Hispanics: Group promises pressure
By TASGOLA KARLA BRUNER
The Atlanta Journal-Constitution
Published on: 05/04/05
A Hispanic advocacy group vowed Tuesday to stand outside Jennifer Wilbanks' home until she apologizes for telling police that a Latino was one of two people responsible for her abduction.
Calling Duluth's runaway bride "devious" for leading authorities on a two-day search, Fernando Mateo, president of the New York-based Hispanics Across America, said it's time for her to make amends.
"She's gotten her three minutes of fame," Mateo said at a Lawrenceville news conference. "She needs to understand that what she did could have led to a search for Hispanics in a blue van."
Wilbanks disappeared on April 26, and surfaced in Albuquerque, N.M., four days later, on what would have been her wedding day.
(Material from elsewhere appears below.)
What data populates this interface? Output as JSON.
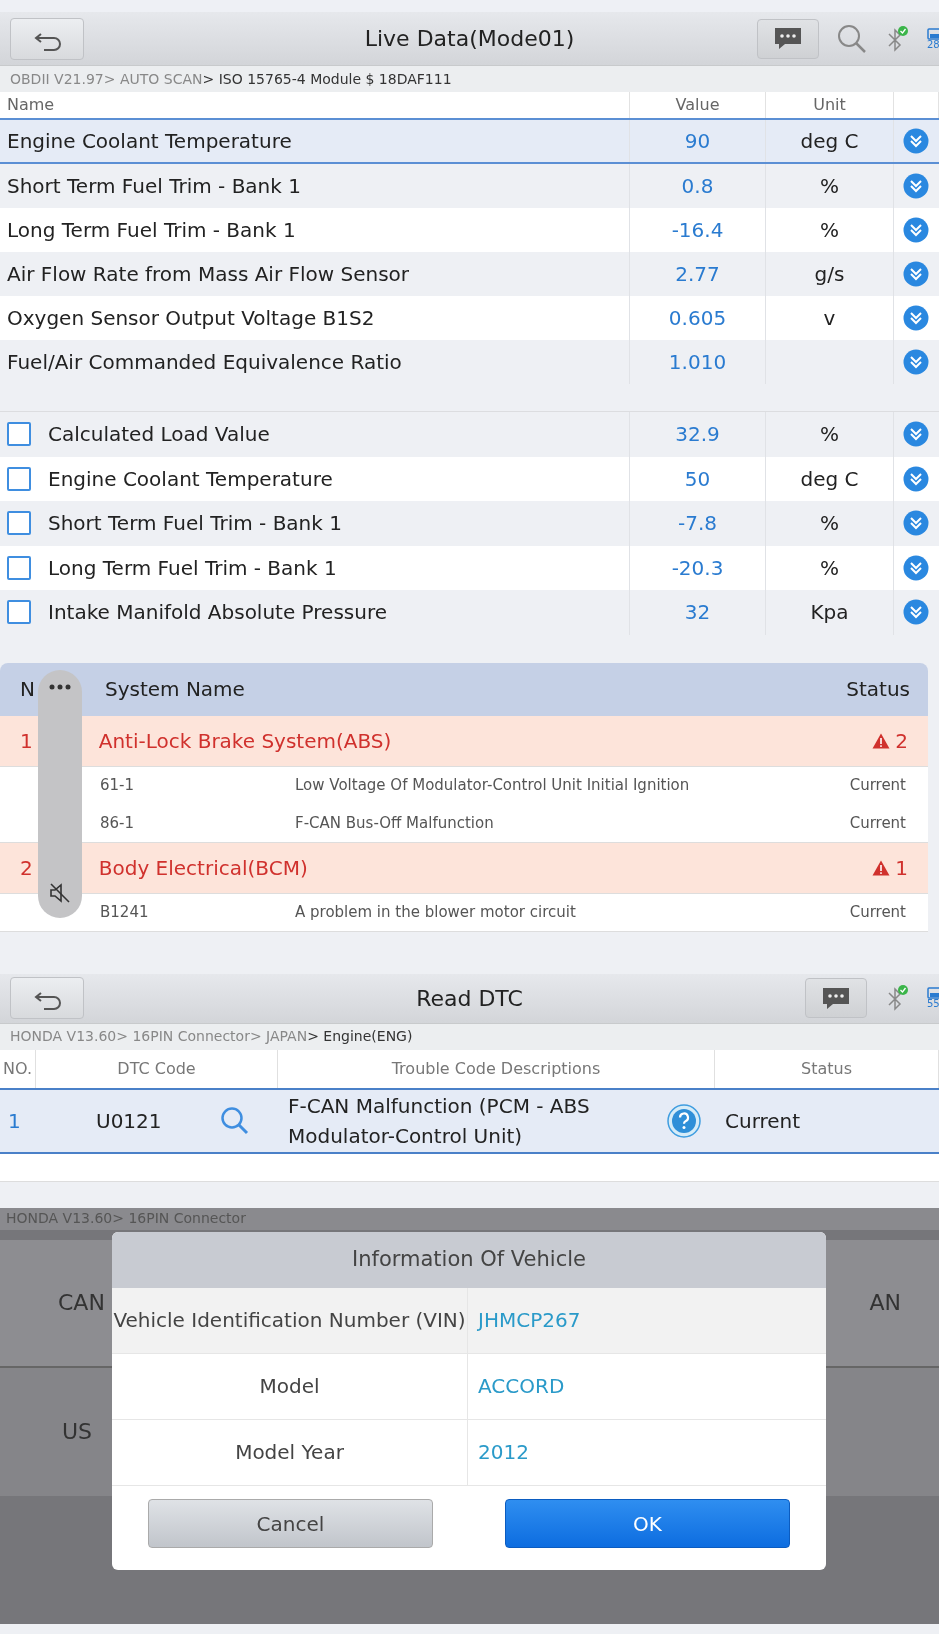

She called home, and then 911, and claimed she had been abducted during her evening jog in Duluth.
Wilbanks told police she had been kidnapped by a Hispanic man and a white woman in a blue van. Through sobs, she told the dispatcher they were armed with handguns. Later, she recanted the story.
GBI Special Agent Carter Brank has said Wilbanks maintained her innocence when interviewed by GBI agents on Monday. "She didn't really feel she'd done anything wrong," he said. "She was somewhat remorseful. She didn't come to a full apology."